Jeffrey Walton wrote:
This fixes the issue for GCC 3.1 (Fedora 1) and GCC 3.3 (Ubuntu 4).

I don't see how that patch could fix the issue for GCC 3.1, since it simply changes a test to check for GCC 3.4 instead of 3.3, so GCC 3.1 should behave the same regardless of whether the patch is installed.

for file in $(find "$PWD" -name '*.h')
do
     if [[ ! -f "$file" ]]; then
         continue
     fi

     sed -e 's|__GNUC_PREREQ (3, 3)|__GNUC_PREREQ (3, 4)|g' "$file" >
"$file.fixed"
     mv "$file.fixed" "$file"
done

I don't know if the issue is present in GCC 3.4.

The only instance of '__GNUC_PREREQ (3, 3)' is the one in lib/cdefs.h, so I assume that's the only thing causing you problems. The '__GNUC_PREREQ (3, 3)' comes straight from glibc misc/sys/cdefs.h (installed as /usr/include/sys/cdefs.h on my platform). So if there's a problem here, presumably the problem is also in current glibc.
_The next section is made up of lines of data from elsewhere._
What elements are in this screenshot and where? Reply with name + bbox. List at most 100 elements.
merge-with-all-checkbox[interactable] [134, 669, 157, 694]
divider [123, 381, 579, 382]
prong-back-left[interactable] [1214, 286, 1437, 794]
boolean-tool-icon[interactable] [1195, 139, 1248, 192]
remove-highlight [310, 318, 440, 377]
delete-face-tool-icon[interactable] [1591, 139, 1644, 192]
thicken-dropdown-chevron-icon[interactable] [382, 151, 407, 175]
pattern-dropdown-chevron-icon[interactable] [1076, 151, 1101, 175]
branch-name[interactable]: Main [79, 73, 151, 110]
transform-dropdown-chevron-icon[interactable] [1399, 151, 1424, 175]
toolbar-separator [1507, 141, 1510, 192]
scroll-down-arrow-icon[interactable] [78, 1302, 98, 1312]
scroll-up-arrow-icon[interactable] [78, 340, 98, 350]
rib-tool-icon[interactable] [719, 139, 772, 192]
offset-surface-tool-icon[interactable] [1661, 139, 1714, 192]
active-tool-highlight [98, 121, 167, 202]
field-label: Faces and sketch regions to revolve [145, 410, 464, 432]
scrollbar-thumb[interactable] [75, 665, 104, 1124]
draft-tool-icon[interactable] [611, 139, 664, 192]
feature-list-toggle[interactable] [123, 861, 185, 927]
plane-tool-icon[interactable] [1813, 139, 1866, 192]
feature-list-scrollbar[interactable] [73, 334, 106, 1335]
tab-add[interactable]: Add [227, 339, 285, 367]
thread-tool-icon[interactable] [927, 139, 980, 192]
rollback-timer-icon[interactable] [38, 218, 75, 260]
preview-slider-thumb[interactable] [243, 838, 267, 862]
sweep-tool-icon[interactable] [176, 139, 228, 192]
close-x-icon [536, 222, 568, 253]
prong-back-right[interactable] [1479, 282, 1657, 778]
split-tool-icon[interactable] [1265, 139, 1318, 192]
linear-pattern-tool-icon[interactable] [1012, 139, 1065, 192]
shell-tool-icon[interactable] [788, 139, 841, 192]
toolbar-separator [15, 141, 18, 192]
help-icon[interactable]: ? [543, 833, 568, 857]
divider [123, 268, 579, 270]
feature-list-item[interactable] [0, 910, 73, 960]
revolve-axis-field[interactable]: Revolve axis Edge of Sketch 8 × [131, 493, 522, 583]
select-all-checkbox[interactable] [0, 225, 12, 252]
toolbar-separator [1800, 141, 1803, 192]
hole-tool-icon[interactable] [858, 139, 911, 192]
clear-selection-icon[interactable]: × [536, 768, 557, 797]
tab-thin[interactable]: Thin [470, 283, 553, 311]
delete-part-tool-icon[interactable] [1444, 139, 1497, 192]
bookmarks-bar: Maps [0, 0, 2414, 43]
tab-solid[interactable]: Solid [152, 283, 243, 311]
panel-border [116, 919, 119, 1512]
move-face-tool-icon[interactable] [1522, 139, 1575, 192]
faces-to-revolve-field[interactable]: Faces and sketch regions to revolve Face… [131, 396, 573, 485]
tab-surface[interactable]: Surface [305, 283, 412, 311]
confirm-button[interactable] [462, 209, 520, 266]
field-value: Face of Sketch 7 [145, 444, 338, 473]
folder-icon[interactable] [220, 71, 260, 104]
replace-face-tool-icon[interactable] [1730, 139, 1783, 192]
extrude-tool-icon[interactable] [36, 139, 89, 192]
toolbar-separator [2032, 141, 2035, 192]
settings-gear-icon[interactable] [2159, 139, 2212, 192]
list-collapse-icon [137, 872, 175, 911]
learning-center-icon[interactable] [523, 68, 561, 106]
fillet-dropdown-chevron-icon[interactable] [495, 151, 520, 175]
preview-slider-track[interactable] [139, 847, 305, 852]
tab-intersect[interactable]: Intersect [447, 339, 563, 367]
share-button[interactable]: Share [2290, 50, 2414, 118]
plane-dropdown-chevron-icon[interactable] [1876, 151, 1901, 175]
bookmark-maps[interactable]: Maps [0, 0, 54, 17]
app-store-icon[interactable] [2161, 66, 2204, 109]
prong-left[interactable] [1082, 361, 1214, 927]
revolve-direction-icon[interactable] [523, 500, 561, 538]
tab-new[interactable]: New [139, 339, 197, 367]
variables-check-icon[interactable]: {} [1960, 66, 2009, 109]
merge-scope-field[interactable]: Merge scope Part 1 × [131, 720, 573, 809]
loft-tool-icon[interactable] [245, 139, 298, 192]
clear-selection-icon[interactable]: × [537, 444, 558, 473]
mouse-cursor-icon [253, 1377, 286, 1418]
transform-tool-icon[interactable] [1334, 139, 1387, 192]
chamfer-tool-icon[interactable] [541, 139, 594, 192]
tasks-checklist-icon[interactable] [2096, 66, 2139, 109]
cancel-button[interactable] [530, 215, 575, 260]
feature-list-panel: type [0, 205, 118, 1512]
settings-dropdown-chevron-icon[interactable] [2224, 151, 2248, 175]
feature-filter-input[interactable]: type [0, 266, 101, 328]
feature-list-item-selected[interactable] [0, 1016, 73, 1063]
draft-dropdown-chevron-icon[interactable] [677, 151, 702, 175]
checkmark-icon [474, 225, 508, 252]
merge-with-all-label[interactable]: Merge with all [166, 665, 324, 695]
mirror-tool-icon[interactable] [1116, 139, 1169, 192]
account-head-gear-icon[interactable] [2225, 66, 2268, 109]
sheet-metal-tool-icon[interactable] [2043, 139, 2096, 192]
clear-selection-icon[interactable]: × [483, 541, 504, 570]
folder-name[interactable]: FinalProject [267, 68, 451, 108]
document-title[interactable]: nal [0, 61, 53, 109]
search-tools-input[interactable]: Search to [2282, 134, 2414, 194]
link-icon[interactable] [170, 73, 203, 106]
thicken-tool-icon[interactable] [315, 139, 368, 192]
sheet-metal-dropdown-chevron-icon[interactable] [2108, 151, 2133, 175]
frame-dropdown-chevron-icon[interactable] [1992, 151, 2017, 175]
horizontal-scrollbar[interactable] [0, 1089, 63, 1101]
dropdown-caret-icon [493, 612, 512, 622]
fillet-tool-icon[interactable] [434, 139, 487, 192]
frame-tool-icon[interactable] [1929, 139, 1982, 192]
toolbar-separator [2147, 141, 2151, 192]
Can you investigate why current glibc's approach does not work for you, whereas old-fashioned glibc does? For example, what does /usr/include/sys/cdefs.h look like on these older platforms, and why do their definitions of __THROW work when Gnulib's doesn't?

As Bruno says, these ancient systems are low priority for Gnulib, but if we know why the fix is a good one we can install it (and I assume propagate the fix back to glibc....).